Pat Mattison, a consulting teacher in the school’s special education department, sees particular benefits to the students’ afternoons in the aquatic ballpark: “The water makes these kids feel so capable. In the pool, their needs are being met, and they’re accomplishing far more than we can measure on a standard test. Yes, it’s a phys-ed class, but it’s one where they’re capable of doing the same activities as their peers.”
In other words, water becomes the great equalizer.
In this case, however, it is also great fun.
(This column originally appeared in the Burlington Free Press on April 15, 2007.)

Chris Bohjalian

Chris Bohjalian is the author of nineteen books, including his forthcoming novel, The Sleepwalker. His other novels include the New York Times bestsellers Midwives, The Sandcastle Girls, The Guest Room, and The Double Bind.

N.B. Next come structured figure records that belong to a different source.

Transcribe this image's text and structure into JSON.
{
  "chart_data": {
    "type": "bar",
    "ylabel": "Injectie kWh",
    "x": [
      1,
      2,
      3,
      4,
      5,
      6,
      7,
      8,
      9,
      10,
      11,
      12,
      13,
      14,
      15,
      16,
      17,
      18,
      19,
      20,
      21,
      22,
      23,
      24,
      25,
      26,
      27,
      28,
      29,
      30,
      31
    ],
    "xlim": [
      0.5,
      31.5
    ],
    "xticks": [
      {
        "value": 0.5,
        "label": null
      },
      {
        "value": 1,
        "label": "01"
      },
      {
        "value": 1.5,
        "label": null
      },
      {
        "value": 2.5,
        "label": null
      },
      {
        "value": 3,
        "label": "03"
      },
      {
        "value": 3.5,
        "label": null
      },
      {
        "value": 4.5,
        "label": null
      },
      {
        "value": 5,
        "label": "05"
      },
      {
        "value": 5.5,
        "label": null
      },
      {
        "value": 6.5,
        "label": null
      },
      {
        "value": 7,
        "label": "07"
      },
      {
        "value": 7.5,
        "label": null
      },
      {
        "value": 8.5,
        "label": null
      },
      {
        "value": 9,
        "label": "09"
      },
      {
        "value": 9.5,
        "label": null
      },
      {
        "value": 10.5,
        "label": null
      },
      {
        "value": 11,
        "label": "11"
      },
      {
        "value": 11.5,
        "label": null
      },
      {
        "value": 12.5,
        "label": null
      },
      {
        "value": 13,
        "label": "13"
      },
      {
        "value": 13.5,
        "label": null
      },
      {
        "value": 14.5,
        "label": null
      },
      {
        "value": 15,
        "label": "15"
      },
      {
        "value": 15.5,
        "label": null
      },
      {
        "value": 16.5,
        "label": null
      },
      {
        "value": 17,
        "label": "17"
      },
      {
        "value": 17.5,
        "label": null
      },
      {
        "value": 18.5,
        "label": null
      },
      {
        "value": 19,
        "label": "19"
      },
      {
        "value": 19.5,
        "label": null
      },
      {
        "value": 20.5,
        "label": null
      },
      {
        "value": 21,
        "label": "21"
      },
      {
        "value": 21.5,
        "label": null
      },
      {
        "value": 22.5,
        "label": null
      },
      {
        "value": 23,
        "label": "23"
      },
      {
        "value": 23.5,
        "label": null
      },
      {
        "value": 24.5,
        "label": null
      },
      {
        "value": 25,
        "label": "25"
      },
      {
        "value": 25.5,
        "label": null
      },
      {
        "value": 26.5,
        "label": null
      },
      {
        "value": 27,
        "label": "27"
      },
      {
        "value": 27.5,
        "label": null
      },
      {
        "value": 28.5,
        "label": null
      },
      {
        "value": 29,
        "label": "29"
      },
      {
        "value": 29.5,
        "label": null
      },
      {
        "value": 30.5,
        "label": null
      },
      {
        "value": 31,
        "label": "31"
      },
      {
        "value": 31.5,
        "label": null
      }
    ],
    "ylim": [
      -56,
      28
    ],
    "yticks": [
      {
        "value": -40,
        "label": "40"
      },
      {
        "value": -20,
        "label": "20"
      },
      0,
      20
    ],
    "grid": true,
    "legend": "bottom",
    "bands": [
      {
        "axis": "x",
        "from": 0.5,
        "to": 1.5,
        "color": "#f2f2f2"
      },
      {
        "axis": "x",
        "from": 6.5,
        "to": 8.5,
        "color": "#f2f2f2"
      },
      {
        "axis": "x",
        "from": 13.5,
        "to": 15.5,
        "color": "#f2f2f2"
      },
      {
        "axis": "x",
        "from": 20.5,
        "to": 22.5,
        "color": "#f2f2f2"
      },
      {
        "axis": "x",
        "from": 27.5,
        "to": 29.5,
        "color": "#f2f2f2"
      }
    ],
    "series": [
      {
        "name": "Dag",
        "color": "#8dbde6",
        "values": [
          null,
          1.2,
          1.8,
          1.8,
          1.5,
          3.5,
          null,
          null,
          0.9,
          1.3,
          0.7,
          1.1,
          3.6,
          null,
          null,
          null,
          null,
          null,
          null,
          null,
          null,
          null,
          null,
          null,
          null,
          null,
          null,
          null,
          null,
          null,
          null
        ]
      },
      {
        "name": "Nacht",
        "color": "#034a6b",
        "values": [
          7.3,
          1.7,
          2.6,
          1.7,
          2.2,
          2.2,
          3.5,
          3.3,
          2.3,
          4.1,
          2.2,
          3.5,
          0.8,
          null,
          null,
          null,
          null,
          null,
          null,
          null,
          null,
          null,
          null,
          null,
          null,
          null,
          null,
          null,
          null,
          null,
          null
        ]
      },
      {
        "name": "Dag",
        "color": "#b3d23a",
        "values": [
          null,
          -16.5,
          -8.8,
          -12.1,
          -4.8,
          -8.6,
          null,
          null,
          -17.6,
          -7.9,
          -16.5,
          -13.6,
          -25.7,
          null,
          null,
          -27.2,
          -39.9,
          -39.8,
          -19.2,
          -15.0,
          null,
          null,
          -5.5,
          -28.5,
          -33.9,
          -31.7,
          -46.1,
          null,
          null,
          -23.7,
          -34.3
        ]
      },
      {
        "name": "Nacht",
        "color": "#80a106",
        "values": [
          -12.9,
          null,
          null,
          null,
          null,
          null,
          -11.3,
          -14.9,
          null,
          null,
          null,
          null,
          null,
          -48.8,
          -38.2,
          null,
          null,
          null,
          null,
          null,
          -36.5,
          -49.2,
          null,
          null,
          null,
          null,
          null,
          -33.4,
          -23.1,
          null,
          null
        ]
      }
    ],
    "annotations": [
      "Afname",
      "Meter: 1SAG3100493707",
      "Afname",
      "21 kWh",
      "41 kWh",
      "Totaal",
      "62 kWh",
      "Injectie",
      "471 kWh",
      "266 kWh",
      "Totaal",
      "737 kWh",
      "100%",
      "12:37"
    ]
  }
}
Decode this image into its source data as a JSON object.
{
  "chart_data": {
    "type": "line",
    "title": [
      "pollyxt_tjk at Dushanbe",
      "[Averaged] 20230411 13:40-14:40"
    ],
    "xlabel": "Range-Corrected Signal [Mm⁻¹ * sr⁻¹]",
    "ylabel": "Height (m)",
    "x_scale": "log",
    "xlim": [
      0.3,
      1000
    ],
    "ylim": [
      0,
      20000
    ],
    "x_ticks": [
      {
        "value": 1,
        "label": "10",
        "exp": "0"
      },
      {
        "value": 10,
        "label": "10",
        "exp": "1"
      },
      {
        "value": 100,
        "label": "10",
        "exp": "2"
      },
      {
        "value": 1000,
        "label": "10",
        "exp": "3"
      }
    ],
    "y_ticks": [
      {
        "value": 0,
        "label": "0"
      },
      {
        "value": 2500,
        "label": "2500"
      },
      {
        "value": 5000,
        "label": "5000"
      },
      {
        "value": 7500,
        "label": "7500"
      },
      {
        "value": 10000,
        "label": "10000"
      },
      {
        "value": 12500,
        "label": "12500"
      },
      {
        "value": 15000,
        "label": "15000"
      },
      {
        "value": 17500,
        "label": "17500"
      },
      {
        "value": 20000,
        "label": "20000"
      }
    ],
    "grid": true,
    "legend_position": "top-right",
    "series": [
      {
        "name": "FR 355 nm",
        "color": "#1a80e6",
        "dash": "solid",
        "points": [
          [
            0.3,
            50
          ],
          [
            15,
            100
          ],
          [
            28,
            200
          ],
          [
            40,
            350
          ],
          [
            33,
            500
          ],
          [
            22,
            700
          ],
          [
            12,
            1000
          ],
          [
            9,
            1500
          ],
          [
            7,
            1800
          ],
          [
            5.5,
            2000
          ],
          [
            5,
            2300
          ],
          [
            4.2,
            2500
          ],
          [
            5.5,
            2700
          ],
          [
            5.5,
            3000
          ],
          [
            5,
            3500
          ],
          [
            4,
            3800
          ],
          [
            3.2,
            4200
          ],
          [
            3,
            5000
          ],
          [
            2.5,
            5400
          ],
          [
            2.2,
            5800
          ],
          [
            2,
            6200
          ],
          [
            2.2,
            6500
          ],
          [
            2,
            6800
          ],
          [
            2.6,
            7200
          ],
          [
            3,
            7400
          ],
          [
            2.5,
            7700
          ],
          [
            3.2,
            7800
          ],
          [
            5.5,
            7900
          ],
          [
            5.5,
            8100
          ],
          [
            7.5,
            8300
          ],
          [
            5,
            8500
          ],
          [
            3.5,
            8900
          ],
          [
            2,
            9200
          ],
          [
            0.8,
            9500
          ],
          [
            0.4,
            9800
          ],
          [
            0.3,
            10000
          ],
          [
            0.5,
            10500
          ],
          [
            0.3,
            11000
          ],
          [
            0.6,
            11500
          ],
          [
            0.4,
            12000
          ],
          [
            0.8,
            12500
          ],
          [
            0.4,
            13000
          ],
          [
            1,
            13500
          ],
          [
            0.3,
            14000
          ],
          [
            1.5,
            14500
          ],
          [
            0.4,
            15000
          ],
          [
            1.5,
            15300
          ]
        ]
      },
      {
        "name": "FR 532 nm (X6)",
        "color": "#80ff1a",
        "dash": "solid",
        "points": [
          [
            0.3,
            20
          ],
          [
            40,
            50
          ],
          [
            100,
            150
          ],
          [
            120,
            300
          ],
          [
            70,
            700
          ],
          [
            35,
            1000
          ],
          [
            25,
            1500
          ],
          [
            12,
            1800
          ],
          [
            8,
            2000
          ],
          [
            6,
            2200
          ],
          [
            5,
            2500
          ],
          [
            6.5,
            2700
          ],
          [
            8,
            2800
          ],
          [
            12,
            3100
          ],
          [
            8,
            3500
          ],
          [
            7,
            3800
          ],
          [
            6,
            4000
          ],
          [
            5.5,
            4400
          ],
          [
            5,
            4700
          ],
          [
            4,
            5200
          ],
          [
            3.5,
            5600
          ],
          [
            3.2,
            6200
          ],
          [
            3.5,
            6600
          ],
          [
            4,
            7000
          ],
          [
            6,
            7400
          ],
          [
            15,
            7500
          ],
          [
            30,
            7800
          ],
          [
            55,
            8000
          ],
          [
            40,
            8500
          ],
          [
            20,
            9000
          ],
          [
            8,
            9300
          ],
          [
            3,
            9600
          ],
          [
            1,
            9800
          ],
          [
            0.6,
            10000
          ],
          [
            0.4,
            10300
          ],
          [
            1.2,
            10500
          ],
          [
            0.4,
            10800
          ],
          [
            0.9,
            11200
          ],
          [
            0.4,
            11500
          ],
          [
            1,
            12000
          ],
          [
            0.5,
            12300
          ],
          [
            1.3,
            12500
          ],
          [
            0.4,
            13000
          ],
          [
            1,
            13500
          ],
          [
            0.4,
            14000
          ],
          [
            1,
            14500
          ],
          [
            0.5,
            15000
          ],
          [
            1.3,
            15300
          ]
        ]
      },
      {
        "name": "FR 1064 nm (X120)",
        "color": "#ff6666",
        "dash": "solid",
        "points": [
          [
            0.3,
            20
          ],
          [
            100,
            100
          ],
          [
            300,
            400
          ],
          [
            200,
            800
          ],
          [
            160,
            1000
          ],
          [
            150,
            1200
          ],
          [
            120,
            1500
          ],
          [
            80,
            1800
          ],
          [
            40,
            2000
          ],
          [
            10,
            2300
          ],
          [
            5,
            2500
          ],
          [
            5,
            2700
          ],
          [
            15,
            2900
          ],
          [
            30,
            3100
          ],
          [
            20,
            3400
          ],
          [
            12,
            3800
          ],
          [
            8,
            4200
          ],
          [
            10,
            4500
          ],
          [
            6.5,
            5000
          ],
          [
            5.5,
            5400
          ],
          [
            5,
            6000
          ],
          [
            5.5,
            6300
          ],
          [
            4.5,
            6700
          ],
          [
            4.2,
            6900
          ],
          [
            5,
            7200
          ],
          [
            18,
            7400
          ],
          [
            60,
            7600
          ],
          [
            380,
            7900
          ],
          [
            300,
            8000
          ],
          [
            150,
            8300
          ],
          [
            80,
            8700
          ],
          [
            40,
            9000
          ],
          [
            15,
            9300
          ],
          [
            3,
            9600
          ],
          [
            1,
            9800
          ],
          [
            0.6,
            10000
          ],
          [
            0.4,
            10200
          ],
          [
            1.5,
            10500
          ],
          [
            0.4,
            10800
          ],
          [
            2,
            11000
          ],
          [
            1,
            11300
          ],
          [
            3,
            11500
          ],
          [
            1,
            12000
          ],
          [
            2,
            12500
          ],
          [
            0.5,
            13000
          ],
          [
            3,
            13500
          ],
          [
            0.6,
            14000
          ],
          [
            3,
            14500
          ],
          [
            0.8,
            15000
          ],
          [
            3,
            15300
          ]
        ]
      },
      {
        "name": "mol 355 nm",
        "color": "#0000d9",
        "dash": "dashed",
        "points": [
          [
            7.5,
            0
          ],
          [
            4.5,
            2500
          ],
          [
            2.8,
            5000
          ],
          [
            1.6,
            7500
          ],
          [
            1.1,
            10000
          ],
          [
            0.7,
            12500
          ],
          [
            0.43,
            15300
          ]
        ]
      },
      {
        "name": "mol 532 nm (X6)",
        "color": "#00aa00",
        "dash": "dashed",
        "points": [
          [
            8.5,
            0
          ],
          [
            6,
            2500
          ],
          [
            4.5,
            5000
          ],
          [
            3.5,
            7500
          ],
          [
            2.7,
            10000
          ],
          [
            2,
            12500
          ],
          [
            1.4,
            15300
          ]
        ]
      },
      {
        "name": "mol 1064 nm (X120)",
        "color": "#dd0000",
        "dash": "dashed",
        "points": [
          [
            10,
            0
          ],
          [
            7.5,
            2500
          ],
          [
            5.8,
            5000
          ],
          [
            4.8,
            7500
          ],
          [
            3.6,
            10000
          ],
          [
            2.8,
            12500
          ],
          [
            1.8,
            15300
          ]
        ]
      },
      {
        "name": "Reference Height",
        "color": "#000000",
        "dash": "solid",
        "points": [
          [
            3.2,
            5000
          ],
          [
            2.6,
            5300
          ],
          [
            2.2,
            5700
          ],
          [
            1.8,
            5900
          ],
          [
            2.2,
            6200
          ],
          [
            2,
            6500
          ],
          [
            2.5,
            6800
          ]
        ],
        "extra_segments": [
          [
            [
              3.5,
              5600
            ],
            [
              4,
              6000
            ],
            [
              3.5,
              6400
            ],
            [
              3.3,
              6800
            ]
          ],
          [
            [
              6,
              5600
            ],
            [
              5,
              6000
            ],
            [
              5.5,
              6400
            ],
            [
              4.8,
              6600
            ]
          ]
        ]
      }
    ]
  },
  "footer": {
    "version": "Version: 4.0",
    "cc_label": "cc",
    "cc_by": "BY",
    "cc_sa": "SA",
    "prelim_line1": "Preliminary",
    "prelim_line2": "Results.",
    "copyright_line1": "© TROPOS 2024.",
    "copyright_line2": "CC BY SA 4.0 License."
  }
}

One thought on “Hard ball or beach ball: Still the perfect game

  1. Yankee says:

    I just found this blog. I have read and enjoyed your columns in The Free Press for years. Your columns about Ian Freeman are particularly significant to me. I have a very young daughter with Down syndrome. You see through Ian’s disabilities and recognize his very special qualities. Thank you for writing about them. I hope that people will see the same in my daughter.